LB: I know Bennington was and is a very visual/dramatic arts focused school. Did that have effect on your writing? You make a number of references to visual art in the stories in your thesis, including in “This Term’s Model.” Was it this interest that ultimately brought  you to do this collaboration?

BEE: This is the first collaboration I’ve ever done and probably the only one I’ll ever do. I really do think if you were born at a certain point in the 20th century that movie and films have an influence on every prose writer that came after the rise of film. You can even see it in The Great Gatsby and some of Hemingway. You can really see when the cinematic vocabulary began to change American Fiction. I definitely was writing Less Than Zero while being influenced by the movies at the time. Less so as I became sure of what I wanted to do with the novel. But sure, being influenced by that kind of visual art was a huge thing. Also, just writing screenplays.

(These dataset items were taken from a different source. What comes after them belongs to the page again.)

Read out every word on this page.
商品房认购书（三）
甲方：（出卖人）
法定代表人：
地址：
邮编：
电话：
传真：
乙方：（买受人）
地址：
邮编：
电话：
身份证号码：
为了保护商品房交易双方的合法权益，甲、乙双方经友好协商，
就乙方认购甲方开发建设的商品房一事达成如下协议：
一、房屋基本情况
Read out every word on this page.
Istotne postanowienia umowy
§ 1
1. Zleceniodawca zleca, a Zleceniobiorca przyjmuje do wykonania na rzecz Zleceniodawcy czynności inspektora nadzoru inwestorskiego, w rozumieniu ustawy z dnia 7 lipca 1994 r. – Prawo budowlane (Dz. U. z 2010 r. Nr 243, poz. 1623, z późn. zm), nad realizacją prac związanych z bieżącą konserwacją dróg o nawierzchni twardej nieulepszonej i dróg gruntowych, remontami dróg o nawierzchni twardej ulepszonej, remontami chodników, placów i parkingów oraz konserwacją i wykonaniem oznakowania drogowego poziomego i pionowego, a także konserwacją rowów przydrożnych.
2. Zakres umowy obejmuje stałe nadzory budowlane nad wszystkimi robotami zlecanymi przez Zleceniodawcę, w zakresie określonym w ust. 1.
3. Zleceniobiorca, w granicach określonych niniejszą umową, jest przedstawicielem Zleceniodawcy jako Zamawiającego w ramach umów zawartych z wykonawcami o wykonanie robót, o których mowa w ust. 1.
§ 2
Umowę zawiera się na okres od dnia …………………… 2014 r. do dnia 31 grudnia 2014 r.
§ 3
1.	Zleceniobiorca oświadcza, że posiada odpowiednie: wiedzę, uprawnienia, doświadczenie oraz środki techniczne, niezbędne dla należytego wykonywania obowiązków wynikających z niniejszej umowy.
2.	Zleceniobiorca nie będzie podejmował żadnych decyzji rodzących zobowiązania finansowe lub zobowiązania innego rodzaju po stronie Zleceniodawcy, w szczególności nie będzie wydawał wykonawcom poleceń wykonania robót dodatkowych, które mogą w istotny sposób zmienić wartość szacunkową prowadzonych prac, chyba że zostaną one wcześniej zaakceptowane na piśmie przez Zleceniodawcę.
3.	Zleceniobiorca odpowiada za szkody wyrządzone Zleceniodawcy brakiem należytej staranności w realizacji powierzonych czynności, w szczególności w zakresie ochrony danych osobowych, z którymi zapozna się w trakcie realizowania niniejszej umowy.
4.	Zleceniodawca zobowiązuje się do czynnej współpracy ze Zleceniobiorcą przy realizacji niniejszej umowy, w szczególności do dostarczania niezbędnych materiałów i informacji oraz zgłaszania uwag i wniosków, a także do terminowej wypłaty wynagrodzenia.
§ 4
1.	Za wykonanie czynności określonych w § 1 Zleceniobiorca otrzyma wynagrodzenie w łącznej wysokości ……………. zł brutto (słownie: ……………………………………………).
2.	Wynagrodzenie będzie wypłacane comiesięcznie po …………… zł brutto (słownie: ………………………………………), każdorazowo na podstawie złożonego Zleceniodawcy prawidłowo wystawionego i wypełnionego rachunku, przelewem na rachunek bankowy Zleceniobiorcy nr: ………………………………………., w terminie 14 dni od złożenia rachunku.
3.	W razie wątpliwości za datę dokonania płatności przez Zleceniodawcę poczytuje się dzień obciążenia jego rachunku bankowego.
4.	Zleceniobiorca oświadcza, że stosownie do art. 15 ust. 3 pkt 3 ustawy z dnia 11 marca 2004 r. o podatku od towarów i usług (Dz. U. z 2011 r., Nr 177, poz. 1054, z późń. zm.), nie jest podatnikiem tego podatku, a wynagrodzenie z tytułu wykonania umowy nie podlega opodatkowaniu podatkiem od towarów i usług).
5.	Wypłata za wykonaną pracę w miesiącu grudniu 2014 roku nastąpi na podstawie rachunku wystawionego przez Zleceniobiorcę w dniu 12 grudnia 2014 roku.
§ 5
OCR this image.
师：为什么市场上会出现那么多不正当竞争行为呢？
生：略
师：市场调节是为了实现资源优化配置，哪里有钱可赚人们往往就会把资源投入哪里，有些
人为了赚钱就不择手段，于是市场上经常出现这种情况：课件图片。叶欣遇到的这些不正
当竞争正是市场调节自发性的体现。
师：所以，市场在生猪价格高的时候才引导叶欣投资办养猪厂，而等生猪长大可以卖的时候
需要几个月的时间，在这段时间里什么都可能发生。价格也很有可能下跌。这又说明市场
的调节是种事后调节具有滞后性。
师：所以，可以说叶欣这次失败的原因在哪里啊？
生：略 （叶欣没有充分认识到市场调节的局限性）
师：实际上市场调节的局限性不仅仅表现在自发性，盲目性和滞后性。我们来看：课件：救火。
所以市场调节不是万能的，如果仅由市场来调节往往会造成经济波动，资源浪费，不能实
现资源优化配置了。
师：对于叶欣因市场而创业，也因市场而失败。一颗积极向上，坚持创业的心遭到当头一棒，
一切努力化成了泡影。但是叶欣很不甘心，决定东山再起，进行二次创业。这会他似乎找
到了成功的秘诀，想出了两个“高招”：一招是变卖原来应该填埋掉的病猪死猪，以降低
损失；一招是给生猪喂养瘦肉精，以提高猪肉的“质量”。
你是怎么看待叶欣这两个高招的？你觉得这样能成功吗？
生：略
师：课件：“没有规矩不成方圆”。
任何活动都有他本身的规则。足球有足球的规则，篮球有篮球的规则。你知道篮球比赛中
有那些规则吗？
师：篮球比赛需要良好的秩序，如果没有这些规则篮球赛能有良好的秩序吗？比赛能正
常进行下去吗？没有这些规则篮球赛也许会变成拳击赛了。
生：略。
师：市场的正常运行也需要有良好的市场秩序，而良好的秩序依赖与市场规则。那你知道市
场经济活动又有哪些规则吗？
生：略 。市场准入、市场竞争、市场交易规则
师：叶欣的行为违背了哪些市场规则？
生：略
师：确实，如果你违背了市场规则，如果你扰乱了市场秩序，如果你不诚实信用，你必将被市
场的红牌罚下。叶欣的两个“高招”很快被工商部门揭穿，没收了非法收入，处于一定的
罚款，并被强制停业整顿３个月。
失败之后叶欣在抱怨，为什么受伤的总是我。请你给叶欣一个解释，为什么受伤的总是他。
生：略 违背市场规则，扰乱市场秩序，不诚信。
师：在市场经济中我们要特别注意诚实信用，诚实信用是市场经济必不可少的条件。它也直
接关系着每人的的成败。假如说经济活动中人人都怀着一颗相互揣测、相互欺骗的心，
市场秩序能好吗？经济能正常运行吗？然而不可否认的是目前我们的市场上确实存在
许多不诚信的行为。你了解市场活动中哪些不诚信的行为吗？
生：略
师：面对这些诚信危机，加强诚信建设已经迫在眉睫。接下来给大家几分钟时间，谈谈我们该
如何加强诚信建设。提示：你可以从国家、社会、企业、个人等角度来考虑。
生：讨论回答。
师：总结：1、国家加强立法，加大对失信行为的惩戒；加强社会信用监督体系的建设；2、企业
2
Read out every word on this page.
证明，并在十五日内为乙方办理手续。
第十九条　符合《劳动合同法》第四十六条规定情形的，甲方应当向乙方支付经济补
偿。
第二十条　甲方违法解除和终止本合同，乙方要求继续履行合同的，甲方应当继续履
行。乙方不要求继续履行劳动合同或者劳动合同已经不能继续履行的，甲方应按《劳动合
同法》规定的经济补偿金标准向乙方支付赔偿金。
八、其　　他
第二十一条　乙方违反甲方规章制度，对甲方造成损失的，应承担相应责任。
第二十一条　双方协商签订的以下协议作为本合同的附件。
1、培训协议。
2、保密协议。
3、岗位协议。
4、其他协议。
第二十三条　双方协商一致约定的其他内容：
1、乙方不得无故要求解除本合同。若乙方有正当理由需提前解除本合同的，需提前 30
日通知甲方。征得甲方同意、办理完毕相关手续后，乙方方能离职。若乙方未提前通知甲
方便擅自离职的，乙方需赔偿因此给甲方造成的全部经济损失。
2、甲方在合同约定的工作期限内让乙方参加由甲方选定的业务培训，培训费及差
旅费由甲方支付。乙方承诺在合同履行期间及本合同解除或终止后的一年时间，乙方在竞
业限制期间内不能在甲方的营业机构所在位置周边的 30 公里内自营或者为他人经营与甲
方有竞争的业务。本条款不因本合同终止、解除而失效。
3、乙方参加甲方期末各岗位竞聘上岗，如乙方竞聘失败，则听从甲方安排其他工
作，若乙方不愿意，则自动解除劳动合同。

You know, a movie isn’t a script. That is a big mistake people often make. The script isn’t the movie, the movie isn’t the script. Any time a screenwriter gets blamed or wins an award  for a film it’s kind of crazy for anyone who works in movies. Film is a director’s medium. T.V and theater are different, but film is where the director is the auteur and not the screenwriter because it changes so much.

LB: So you don’t think you would do this type of collaboration again?

BEE: I don’t know. The idea behind the show is that there aren’t many of them so they’re worth something. Collectors bought these because there are only eighteen of them, not because there were a hundred. That would have really been a different situation. So I don’t know, if somebody asks me, maybe?

It was interesting to see a part of how the corporate art world works. The Gagosian is a huge gallery. It’s not like you’re showing at the Ethel and Fred Gallery. It’s a corporation. And the art reflects it to a degree. I mean these are giant paintings, they’re massive, and as a collector you have to have space to store it, or to hang it. It was a whole inside look at how that whole world works.